Трудоемкая. В ней участвовал весь экипаж от командира и механика до замкового. Как командир, я и пушку чистил, и капонир копал. Разумеется, основная нагрузка по обслуживанию машины ложилась на механика-водителя, которому помогали зампотех батареи и механик-регулировщик. В случае чего приходила армейская летучка. Кстати, командир этой летучки, старший лейтенант Смирнов, сопровождал меня половину войны.
– Часто приходилось закапывать установки?
Как только прекращалось наступление и мы переходили к временной обороне – все, копай, это был закон. Требовалось выкопать капонир чуть ли не под пушку, но мы только до боевой рубки закапывали.

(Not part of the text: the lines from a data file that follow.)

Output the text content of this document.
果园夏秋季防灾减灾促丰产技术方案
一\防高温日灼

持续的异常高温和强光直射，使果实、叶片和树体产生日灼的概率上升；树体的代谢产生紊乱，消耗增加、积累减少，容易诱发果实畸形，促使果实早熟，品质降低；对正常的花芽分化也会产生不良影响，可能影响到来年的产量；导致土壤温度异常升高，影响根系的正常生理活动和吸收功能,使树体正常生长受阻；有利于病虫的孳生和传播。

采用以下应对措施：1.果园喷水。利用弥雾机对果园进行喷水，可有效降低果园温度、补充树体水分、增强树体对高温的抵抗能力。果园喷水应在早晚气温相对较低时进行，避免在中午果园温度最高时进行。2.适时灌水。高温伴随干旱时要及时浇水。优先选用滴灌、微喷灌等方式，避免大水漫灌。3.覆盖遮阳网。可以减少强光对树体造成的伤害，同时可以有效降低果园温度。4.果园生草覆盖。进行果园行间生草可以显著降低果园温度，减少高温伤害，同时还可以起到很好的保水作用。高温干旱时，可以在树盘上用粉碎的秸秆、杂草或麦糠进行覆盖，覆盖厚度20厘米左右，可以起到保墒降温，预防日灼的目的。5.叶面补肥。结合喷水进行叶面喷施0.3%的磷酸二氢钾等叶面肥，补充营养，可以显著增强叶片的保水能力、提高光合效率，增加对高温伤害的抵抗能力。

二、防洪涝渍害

– Основная дистанция стрельбы самоходки?
Дальность прямого выстрела у нашей гаубицы-пушки 700 метров, но чаще всего стреляли с 300–500. Имея хорошее артиллерийское образование и хорошо зная стрельбу с закрытых огневых позиций, я готовил свой экипаж, но нам ни разу не пришлось стрелять с позиций вне видимости цели. Не привлекали нас и к артиллерийской подготовке. Так что установленными артиллерийскими прицелами мы не пользовались – только прямая наводка.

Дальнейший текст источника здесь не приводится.